Today, an FCC divided along partisan lines adopted an unbalanced notice seemingly predestined to lead to a new, anti-consumer government technology mandate on video set-top boxes.
The FCC’s action is disappointing - but not because the Commission voted to consider how to increase consumer choice in retail devices. That's a worthy goal that we support as well. The Commission’s divided action is flawed because it ignores the FCC’s own technical advisory committee report and instead puts the Commission’s thumb on the scale by endorsing a government-mandated technology solution. The right way to proceed would have been to issue a balanced rulemaking Notice and develop an appropriate record to make a rational judgment.

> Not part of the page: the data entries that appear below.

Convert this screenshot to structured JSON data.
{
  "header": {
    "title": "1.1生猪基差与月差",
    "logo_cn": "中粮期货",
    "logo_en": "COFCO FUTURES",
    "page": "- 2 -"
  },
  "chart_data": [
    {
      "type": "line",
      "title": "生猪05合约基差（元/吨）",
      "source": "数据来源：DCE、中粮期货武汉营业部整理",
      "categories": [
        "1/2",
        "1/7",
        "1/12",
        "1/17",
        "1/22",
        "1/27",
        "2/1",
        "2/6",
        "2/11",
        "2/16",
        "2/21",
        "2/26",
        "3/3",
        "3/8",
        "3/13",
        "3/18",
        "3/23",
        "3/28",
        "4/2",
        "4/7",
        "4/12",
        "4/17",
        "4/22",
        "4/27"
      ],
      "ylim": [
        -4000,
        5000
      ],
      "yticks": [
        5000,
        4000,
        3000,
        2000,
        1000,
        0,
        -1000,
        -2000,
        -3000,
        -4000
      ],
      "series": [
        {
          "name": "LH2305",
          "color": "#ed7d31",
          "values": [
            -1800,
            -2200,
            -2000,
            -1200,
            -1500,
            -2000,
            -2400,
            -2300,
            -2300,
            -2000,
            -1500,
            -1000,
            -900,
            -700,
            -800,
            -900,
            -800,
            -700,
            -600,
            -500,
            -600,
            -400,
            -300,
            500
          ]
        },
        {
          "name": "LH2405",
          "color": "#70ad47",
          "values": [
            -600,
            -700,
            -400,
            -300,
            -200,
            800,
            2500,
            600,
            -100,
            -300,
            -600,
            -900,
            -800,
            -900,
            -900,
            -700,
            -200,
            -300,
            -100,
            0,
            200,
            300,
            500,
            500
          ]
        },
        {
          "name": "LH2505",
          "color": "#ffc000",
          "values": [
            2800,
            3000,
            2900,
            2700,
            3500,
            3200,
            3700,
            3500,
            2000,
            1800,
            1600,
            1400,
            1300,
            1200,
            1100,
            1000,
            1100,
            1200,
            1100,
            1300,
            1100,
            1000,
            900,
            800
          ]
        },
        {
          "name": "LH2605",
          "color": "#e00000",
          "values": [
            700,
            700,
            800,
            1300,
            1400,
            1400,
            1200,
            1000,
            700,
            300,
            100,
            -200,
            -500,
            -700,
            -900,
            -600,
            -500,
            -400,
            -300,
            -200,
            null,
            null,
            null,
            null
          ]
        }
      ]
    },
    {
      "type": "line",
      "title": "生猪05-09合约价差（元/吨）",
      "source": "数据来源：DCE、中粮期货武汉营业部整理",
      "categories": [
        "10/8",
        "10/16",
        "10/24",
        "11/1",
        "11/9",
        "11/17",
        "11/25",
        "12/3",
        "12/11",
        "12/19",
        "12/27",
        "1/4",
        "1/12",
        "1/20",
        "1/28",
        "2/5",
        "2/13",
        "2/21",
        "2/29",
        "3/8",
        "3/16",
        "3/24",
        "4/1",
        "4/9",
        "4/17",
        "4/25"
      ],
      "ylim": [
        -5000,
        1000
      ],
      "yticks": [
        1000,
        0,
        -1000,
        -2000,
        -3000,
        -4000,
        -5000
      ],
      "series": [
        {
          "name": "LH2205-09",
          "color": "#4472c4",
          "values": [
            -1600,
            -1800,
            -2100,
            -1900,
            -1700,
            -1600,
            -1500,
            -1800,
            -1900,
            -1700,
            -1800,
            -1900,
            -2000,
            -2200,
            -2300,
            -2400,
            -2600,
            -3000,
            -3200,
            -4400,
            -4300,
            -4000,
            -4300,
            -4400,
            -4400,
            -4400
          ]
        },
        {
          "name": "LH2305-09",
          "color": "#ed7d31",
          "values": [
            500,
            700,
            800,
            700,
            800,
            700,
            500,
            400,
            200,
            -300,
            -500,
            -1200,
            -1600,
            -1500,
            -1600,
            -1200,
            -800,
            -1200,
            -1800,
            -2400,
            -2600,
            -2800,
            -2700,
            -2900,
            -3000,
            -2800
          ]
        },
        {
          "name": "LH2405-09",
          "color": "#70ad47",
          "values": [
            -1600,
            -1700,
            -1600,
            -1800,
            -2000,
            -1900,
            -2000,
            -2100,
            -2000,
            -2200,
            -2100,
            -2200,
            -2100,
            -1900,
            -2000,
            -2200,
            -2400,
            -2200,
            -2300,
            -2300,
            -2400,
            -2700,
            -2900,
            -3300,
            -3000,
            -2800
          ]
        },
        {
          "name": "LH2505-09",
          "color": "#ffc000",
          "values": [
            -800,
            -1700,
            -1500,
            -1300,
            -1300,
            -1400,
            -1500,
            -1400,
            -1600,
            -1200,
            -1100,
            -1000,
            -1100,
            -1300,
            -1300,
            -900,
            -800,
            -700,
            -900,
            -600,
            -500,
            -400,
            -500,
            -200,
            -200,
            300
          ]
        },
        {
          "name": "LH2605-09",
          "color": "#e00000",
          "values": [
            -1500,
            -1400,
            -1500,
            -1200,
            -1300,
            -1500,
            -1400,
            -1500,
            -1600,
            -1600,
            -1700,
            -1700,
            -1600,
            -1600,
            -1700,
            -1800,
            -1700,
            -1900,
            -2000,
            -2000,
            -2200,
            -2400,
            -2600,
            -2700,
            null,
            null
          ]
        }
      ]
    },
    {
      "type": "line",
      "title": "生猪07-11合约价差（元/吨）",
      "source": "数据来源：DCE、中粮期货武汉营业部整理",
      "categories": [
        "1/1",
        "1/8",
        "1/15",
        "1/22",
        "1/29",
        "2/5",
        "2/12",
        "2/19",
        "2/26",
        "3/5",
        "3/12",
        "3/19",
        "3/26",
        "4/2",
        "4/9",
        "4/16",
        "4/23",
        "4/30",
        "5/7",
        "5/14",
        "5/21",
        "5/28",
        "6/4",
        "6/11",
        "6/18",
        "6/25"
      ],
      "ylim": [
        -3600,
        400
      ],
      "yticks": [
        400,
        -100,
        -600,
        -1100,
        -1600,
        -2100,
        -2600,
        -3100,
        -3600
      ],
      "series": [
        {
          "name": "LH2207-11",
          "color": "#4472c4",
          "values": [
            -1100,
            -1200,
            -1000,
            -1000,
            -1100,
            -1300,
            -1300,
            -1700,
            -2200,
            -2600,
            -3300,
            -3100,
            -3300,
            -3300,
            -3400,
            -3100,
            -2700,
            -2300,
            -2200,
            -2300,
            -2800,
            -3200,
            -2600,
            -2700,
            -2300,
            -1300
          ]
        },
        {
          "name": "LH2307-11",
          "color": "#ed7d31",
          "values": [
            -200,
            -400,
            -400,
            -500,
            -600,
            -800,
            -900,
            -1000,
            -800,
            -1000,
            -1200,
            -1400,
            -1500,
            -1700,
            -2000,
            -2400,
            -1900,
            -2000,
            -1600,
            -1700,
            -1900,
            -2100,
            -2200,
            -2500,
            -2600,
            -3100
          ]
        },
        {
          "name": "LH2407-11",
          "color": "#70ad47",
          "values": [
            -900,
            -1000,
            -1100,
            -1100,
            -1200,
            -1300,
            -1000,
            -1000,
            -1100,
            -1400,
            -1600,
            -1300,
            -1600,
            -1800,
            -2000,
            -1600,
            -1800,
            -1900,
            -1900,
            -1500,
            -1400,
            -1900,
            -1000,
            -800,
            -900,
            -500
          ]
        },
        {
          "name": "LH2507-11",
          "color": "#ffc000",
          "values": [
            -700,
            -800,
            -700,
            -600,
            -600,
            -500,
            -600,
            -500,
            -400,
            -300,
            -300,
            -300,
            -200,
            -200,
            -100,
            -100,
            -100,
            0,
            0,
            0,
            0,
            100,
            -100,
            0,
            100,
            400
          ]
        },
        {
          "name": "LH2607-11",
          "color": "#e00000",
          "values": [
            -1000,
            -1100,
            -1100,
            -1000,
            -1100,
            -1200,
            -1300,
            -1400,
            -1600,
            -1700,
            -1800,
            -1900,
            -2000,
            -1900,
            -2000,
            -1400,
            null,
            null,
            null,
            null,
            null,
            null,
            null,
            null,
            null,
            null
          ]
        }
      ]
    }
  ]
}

This vote squarely conflicts with the bi-partisan directive Congress sent to the FCC to establish a technical advisory committee to study device security issues to further the retail availability of devices. During over half a year of hard work, the technical experts considered two alternative visions, and did not reach a consensus. Today’s action inexplicably ignores the market-driven "apps" based approach suggested by the technical committee, which is rapidly proliferating in the market and giving consumers unprecedented options to receive video programming services.
Not surprisingly, objections to the proposal have been growing – and the objections come from a variety of independent and bipartisan sources. Members of Congress, Democrats and Republicans alike; numerous small and independent programmers; and diversity organizations, among others, have weighed in with significant concerns. For example, in a letter to the FCC last week, Senator Bill Nelson, the Ranking Democrat on the Senate Commerce Committee, laid out the advances in the video market, and advised that "the FCC must take a measured approach" in this rulemaking, including protecting programmers from interference by third parties.
Unfortunately, the majority of Commissioners have chosen to ignore the many voices of reason and instead to pursue a proposal that strays well beyond the FCC’s authority under the Communications Act, and would violate copyright and other statutory and constitutional protections.
And it’s just not enough to respond that the plethora of substantive objections that have been raised to this proposal will somehow be "taken care of," including through voluntary undertakings and certifications.
The playing field of the FCC in imposing technological mandates is littered with failure. The FCC imposed a CableCard technology mandate on cable operators years ago purportedly to drive greater retail availability of set-top boxes, but after more than $1 billion of costs to consumers, that approach has proven to be ineffective. Just five years ago, the FCC considered, and wisely abandoned, a similar proposal, known as "AllVid." Since that time, we’ve seen an explosion in innovation and competition in the video marketplace.
A new government technology mandate makes little sense when the apps-based marketplace solution also endorsed by the FCC’s technical advisory committee is driving additional retail availability of third-party devices without any of the privacy, diversity, intellectual property, legal authority, or other substantial concerns raised by the Chairman’s mandate.
We look forward to providing constructive input in this proceeding, and we hope the FCC will ultimately decide against this major step backwards for consumers and the video marketplace.